Ce mercredi, le Parlement français a adopté un projet de loi pour renforcer la lutte contre le piratage de films et séries. Cela va se résulter par la création d’une nouvelle autorité de régulation au périmètre étendu.

La lutte contre le piratage audiovisuel se renforce

Le projet de loi sur la régulation et la protection de l’accès aux œuvres culturelles et numériques, validé définitivement par un ultime vote de l’Assemblée nationale, permet « d’adapter notre arsenal législatif aux nouvelles mutations des secteurs audiovisuel et cinématographique », a déclaré Roselyne Bachelot, la ministre française de la Culture. « La perte de valeur due au piratage est immense, on l’évalue à 1,3 milliard d’euros par an », a-t-elle souligné.

Les confinements à cause de la crise du Covid-19 se sont, de surcroît, traduits par « une poussée de la consommation illicite » sur Internet, a-t-elle relevé.

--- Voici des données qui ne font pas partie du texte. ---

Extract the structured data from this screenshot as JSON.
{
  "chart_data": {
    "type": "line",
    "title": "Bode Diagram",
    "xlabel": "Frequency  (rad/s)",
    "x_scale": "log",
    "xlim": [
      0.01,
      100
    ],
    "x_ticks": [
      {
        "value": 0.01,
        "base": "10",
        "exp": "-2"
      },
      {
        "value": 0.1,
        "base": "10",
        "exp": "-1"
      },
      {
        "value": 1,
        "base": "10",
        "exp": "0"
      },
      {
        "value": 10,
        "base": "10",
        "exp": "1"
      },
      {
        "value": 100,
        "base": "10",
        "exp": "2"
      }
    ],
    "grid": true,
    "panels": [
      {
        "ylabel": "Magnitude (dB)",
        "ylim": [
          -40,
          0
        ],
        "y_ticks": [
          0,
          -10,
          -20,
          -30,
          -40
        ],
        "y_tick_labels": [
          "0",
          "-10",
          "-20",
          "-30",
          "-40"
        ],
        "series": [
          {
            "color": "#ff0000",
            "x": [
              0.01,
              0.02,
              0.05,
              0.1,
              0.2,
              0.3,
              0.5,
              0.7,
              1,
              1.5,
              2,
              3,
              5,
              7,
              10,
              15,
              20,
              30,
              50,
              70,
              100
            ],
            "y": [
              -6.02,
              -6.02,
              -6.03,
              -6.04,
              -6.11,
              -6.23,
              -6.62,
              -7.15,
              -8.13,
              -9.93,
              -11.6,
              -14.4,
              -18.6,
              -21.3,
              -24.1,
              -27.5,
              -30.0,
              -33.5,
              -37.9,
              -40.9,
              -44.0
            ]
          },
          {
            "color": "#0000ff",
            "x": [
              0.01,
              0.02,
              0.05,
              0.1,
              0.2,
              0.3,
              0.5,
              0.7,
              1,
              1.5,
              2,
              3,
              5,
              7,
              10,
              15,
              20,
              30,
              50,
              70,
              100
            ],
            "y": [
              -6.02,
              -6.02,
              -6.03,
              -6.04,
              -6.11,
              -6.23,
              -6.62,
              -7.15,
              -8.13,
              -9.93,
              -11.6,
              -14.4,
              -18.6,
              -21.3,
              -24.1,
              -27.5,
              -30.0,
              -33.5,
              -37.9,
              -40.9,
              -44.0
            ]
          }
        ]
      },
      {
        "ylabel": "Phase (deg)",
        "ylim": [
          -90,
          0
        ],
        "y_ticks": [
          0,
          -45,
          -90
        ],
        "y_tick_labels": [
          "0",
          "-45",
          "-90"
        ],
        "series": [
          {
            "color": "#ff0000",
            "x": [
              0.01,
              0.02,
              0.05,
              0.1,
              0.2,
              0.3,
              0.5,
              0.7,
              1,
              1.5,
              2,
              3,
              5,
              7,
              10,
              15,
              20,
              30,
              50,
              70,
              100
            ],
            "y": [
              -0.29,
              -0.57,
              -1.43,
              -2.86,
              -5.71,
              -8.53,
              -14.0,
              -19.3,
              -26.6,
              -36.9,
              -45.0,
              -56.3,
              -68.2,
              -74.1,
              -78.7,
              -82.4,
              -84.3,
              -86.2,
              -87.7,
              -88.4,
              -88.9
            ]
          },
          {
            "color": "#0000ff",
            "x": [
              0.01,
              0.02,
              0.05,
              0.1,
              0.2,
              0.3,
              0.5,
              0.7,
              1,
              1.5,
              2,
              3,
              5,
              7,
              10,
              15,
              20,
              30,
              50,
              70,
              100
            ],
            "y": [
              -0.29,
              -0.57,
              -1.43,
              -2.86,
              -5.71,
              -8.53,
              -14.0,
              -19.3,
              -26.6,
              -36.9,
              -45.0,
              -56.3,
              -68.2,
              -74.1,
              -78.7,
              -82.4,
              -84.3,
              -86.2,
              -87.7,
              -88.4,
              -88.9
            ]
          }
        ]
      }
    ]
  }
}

Face à ce phénomène, la loi « pose un interdit clair », a affirmé la rapporteuse du texte, Aurore Bergé, députée de la majorité présidentielle.

Sa mesure phare est la création d’une Autorité de régulation de la communication audiovisuelle et numérique (Arcom), fusion entre l’actuel Conseil supérieur de l’audiovisuel (CSA) et la Haute Autorité pour la diffusion des œuvres et la protection des droits sur Internet (Hadopi), l’agence publique de lutte contre le piratage.

L’Arcom voit le jour

Avec pour mission de mieux « lutter contre le piratage, protéger les mineurs ou défendre les publics contre la désinformation et la haine en ligne », cette nouvelle institution sera chargée d’élaborer une liste noire des sites portant atteinte de manière grave et répétée au droit d’auteur et aux droits voisins.

La nouvelle loi donne aussi aux détenteurs de droits de diffusion d’événements sportifs la possibilité d’agir en référé pour obtenir le blocage ou le déréférencement de sites pirates qui leur portent gravement préjudice.

La nouvelle législation impose également une déclaration préalable auprès du ministère de la Culture six mois avant la cession d’un catalogue d’œuvres cinématographiques ou audiovisuelles.

Le piratage des contenus sportifs s’est en tout cas renforcé ces dernières années. Selon une étude CSA/Hadopi publiée en juillet, 17% des internautes français de 15 ans et plus ont eu recours à des moyens illégaux pour accéder à des contenus sportifs en ligne en 2019.